On a traîné, on a crié , la Corse a trinqué

Gestion des ports et aéroports : on a traîné, on a crié, la Corse a trinqué


Les solutions envisageables ne sont pas légion. Il est probable que, pour éviter de passer par la case appel d’offre et ainsi conserver une gestion corse des ports et aéroports, on en viendra in fine à un choix entre deux scenarii : soit intégrer la CCI à la CDC ; soit organiser le passage de la CCI sous tutelle de la CDC selon un cadre statutaire prévoyant expressément que l’attribution de la gestion des ports et aéroports pourra se faire sans mise en concurrence.


Le 3 octobre dernier, les élus de la CCI de Corse (Chambre de commerce et d'industrie de Corse) sont réunis en assemblée générale. A l’ordre du jour, figure un point essentiel : le devenir de la gestion des installations portuaires et aéroportuaire insulaires actuellement assurée par la CCI. A priori, tout devrait se passer sereinement. En 2018, ce qui convenait alors et convient toujours à tout le monde en Corse, l’État a assuré être favorable à ce que cette gestion ne soit pas soumise comme dans l’Hexagone, à des appels d’offre et donc au risque de mainmise par un grand groupe (ce qui ferait perdre à la CCI la perception des taxes portuaires et aéroportuaires, au bas mot 100 M€ / an, soit la majeure partie de ses recettes). Ceci ayant été acté et du temps étant nécessaire pour élaborer une solution bordée juridiquement (c’est-à-dire inattaquable devant la Cour de Justice Européenne), l’État a accordé une dérogation courant jusqu’au 31 décembre 2024, autorisant la CCI à rester gestionnaire des installations portuaires et aéroportuaires.

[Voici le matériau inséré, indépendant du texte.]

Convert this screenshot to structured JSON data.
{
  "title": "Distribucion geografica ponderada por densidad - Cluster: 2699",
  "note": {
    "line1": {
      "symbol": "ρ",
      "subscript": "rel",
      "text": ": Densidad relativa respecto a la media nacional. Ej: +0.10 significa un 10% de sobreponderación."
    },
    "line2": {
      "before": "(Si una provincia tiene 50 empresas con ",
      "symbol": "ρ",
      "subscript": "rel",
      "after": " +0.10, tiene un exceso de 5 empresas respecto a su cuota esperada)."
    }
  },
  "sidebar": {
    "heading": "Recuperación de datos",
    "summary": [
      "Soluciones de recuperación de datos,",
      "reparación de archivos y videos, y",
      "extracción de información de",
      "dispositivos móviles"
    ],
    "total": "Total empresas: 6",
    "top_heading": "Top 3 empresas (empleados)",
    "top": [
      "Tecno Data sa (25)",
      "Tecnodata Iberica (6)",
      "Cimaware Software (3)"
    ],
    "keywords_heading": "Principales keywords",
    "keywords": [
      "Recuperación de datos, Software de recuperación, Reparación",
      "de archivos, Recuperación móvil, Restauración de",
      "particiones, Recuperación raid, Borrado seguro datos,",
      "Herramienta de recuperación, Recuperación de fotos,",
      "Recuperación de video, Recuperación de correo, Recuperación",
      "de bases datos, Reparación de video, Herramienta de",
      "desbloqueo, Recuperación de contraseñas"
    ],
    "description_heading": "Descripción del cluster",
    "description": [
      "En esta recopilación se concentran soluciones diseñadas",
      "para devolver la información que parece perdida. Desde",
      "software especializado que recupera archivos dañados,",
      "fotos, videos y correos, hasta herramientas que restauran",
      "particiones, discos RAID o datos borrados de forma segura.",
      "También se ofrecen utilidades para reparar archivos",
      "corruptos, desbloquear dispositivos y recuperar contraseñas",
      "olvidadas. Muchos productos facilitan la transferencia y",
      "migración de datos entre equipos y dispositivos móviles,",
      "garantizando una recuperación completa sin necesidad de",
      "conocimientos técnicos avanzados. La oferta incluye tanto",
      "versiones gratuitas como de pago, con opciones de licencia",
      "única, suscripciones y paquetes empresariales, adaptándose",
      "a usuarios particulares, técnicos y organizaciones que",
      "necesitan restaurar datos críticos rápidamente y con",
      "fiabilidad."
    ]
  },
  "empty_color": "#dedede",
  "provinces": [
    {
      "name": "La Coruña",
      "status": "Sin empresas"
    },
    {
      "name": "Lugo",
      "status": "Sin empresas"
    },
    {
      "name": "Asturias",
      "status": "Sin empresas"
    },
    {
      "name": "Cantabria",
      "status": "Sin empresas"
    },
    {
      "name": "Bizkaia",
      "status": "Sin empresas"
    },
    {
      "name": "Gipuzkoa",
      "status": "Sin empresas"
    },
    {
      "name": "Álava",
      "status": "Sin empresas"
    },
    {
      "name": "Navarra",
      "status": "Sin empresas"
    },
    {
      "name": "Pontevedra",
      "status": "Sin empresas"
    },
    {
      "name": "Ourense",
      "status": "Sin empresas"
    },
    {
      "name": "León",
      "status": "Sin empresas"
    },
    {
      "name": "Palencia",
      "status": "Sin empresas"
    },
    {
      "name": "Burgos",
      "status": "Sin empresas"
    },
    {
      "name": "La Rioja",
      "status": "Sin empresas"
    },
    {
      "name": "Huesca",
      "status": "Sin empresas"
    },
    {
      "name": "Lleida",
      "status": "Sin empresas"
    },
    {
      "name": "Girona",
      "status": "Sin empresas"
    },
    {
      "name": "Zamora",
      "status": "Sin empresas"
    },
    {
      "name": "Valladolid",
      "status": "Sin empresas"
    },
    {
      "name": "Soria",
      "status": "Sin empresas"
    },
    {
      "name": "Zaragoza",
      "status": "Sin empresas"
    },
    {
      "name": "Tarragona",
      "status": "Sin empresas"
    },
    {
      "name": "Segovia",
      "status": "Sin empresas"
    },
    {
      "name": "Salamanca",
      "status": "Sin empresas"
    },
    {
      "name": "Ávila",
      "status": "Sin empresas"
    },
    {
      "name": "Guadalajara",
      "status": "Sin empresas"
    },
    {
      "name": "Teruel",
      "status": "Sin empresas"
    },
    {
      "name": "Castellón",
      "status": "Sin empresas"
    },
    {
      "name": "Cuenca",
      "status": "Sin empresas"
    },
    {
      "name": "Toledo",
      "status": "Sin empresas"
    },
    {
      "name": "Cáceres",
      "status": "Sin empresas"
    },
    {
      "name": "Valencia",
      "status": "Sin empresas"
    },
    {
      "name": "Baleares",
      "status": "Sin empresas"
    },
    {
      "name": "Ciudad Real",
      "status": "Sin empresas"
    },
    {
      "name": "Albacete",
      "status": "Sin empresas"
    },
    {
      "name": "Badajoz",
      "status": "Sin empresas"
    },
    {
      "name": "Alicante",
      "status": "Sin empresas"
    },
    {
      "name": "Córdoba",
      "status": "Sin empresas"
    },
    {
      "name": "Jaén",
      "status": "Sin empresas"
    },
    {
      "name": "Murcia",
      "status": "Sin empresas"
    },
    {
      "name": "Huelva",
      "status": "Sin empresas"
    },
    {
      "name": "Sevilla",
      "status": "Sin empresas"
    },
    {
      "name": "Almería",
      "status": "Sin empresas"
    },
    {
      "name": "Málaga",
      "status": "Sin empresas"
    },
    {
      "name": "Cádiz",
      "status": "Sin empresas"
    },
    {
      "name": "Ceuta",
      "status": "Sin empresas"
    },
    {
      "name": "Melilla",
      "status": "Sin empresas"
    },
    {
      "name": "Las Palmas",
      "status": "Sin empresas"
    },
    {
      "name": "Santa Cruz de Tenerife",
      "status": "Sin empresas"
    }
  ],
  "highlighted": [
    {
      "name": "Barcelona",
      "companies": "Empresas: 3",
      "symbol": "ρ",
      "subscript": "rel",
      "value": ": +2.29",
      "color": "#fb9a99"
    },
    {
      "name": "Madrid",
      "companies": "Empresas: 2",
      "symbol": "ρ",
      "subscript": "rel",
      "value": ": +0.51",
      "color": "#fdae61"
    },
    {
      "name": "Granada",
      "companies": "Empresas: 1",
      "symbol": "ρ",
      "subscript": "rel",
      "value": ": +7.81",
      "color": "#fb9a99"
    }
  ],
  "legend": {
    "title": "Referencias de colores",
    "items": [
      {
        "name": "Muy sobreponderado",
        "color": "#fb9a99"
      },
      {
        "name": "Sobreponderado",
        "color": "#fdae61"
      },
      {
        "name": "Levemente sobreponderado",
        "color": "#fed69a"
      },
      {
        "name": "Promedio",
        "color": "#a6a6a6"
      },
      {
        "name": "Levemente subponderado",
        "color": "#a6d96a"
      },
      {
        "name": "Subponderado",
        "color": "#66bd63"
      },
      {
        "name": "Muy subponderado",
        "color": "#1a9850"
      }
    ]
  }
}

La CDC et la CCI ont pris les choses en main

Cela laissait du temps pour se retourner, mais cela va traîner. Censé proposer une loi sécurisant juridiquement la gestion corse des installations portuaires et aéroportuaires - notamment à partir de la création d’une nouvelle institution consulaire ayant des statuts ad hoc - l’État n’a rien fait et n’a pas répondu aux demandes de la Collectivité de Corse l’invitant à agir. Les années ont passé. En 2023, la CDC (Collectivité de Corse) et la CCI ont décidé de prendre les choses en main. Deux scenarii ont en définitive été envisagés : l’absorption de la CCI par la CDC ; la création d'un établissement public placé sous la responsabilité de la CDC qui pourrait déléguer la gestion des ports et aéroports à la CCI sans procédure d'appel d'offre, et ce, sans encourir les foudres des magistrats européens. Ce dernier scenario a été retenu. Mais le temps ayant défilé, et le délai restant à l’État pour légiférer en ce sens étant bien trop court, il a été mis sur la table la proposition de créer à titre transitoire un SMO aéroportuaire et un SMO portuaire (syndicats mixtes ouverts CDC-CCI devant assurer la gestion des ports et aéroports). Ayant constaté que l’État avait pris tout son temps, la CDC et la CCI ont proposé que la durée de vie des SMO puisse être de sept ans. En mai dernier, le gouvernement a donné son feu vert. Le 22 septembre dernier, l’Assemblée de Corse a pris connaissance d’un rapport d’étape concernant la création des deux SMO et, après avoir débattu, a décidé de délibérer en ce sens lors de la session d’octobre pour mise en œuvre dès le 1er janvier 2025.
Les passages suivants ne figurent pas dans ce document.